NEW YORK -- Visa and Mastercard have agreed to provide approximately $6.24 billion to merchants in class-action settlement funds over excessive interchange fees, according to a notice authorized by the U.S. District Court for the Eastern District of New York. Both card companies claim innocence, and the court has not made a ruling, but the parties have agreed to the settlement, and the court has given its preliminary approval.
The relationship between payment network providers and merchants has always been contentious, especially so with convenience-store operators, whose already low margins are squeezed further by interchange or swipe fees imposed by the card brands. This potential settlement is the latest in a series of legal feuds between card brands and merchants that has been in the works since 2005.
Visa and Mastercard, separately and together with certain banks, violated antitrust laws and caused merchants to pay excessive fees for accepting Visa and Mastercard credit and debit cards, according to a press release. The net class settlement fund, after deducting court-awarded attorneys' fees and costs, will be used to pay valid claims of merchants that accepted Visa or Mastercard credit or debit cards at any time between Jan. 1, 2004, and Jan. 25, 2019.
If the settlement gains the court’s approval, and if that approval is affirmed on any appeals, every merchant that does not exclude itself from the class by the deadline described below and files a valid claim will get money from the class settlement fund. The value of each claim will be based on the actual or estimated interchange fees attributable to the merchant’s Mastercard and Visa payment card transactions from Jan. 1, 2004, to Jan. 25, 2019.
Merchants included in the lawsuit have the legal rights and options explained below:
- Exclude themselves from the settlement class. Merchants who exclude themselves will not get any money from this settlement but can individually sue the defendants on their own at their own expense, if they want to. Merchants who wish to exclude themselves must make a written request and mail it with postage prepaid and postmarked no later than July 23, 2019, or send it by overnight delivery shown as sent by July 23, 2019, to Class Administrator, Payment Card Interchange Fee Settlement, P.O. Box 2530, Portland, OR 97208-2530.
- Object to the settlement. The deadline to object is July 23, 2019. To learn how to object, click this link or call (800) 625-6440. Merchants who exclude themselves from the settlement cannot object to the settlement.
- Eventually file a claim to ask for payment. To receive payment, merchants will be required to fill out a claim form. Claims cannot yet be filed. If the court grants final approval, and if that approval is affirmed on any appeals, the court will approve a claim form and set a claim deadline. Claim forms will then be mailed to all identified merchants. When the time comes to file claims, merchants can submit them via mail or email, or may file online at this link.
Members of the settlement class who do not exclude themselves by the deadline will be bound by the terms of this settlement, including the release of claims against the released parties provided in the settlement agreement, whether or not the members file a claim for payment.
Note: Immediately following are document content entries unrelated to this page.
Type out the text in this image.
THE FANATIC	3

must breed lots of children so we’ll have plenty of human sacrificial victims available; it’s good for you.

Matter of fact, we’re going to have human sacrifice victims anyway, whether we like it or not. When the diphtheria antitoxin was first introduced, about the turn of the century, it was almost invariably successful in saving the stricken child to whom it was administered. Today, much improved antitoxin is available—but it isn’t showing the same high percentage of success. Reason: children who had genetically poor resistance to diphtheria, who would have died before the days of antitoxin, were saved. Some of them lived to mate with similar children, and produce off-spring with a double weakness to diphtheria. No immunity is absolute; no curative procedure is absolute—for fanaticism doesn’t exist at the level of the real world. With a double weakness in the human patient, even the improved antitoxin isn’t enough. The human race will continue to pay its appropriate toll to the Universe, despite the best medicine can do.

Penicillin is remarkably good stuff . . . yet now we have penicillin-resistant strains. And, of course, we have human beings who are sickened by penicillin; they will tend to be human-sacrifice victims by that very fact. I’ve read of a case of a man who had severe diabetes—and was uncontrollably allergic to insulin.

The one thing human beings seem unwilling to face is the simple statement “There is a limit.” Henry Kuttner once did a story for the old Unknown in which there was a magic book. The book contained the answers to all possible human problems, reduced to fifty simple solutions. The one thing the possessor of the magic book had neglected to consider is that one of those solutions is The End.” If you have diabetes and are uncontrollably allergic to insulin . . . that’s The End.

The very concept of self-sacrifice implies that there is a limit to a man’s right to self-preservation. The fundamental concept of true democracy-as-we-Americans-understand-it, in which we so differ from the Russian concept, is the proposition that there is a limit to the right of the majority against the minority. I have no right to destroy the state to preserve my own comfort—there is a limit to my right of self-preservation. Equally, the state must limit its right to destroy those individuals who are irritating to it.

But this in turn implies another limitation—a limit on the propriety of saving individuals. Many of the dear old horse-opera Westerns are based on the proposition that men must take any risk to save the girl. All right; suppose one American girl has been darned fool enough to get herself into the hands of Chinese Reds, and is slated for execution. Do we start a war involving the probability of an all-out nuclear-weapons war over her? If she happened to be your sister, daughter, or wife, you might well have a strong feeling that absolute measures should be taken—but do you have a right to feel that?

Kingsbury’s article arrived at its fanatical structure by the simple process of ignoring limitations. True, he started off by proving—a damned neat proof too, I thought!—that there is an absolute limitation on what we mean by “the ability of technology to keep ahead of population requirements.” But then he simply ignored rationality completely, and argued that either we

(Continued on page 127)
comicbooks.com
On Nov. 7, 2019, there will be a court hearing to decide whether to approve the proposed settlement. The hearing also will address the requests for attorneys' fees and expenses, and awards for the class plaintiffs for their representation of merchants in MDL 1720, which culminated in the settlement agreement. The hearing will take place at the U.S. District Court for the Eastern District of New York, 225 Cadman Plaza, Brooklyn, N.Y.
Members of the settlement class do not have to go to the court hearing or hire an attorney but can if they want to, at their own cost. The court has appointed the law firms of Robins Kaplan LLP, Berger Montague PC and Robbins Geller Rudman & Dowd LLP as Rule 23(b)(3) Class Counsel to represent the Rule 23(b)(3) Settlement Class.